Saudi Star Agricultural Development plans to pump $100m into a rice export project in Gambella region of Ethiopia despite allegations that land has been taken from indigenous Anuak pastoralists under a ‘villagization’ programme to lease to foreign investors.
The company is owned by Saudi-Ethiopian businessman Mohamed al-Amoudi, who made billions from construction contracts to build Saudi Arabia’s national underground oil storage complex.
Al-Amoudi was one of the first to invest in President Meles Zenawi’s agricultural investment scheme in 2008, and the company was one of the first to attract controversy after a dozen aggrieved Anuak villagers attacked Saudi Star’s compound in Gambella in 2010 and killed several employees.
Saudi Star abandoned work at the time, but has now announced that it will return to invest millions to grow rice using large-scale flood irrigation techniques and export its produce to Saudi Arabia.
“We know we’re creating job opportunities, transforming skills, training local indigenous Anuak,” Jemal Ahmed, Saudi Star CEO told Bloomberg. “The government wants the project to be a success and see more Gambella people able to produce more — that’s the big hope.”
But activists say the newly invigorated project in Gambella is likely to have a detrimental impact on the local population, particularly among pastoralist groups like the Anuak.
“Sadly, right now, the Anuak, nearly all small subsistence farmers, are becoming refugees in their own land, as they are internally displaced from indigenous land their ancestors have possessed for centuries,” Obang Metho, executive director of the Solidarity Movement for a New Ethiopia, told the Africa congress on ‘Effective Cooperation for a Green Africa’ (ECOGA).

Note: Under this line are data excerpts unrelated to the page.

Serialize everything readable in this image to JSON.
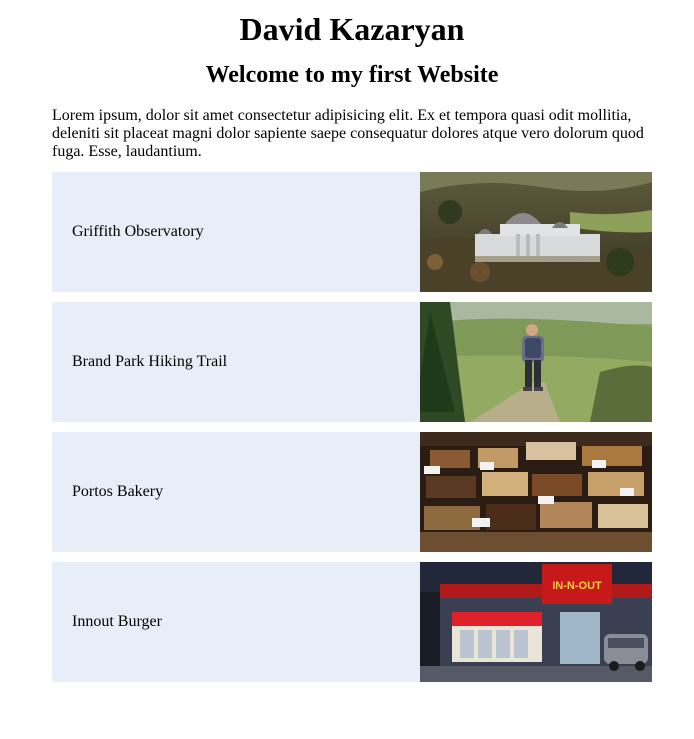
{
  "header": {
    "title": "David Kazaryan",
    "subtitle": "Welcome to my first Website"
  },
  "intro": {
    "text": "Lorem ipsum, dolor sit amet consectetur adipisicing elit. Ex et tempora quasi odit mollitia, deleniti sit placeat magni dolor sapiente saepe consequatur dolores atque vero dolorum quod fuga. Esse, laudantium."
  },
  "cards": [
    {
      "label": "Griffith Observatory",
      "image": "griffith-observatory-photo"
    },
    {
      "label": "Brand Park Hiking Trail",
      "image": "hiking-trail-photo"
    },
    {
      "label": "Portos Bakery",
      "image": "bakery-pastries-photo"
    },
    {
      "label": "Innout Burger",
      "image": "in-n-out-restaurant-photo",
      "sign_text": "IN-N-OUT"
    }
  ],
  "colors": {
    "card_background": "#e8eef7",
    "text": "#000000"
  }
}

In total, as many as 1.5 million subsistence farmers are expected to be offered ‘voluntary’ relocation to government settlements, where they will be given housing, social services and support infrastructure, under the villagization programme.
However, activist groups like the Human Rights Watch reported Anuak being forced to build their own tukols, or traditional huts, at the risk of beatings if they speak out, in 100 interviews conducted in 2010 during the first round of villagization.
The Oakland Institute added that the majority of resettlements did not have schools, health clinics or even water wells, and that a lack of agricultural training and materials like seeds, fertilizers and tools had further exacerbated the risk of hunger and starvation among families.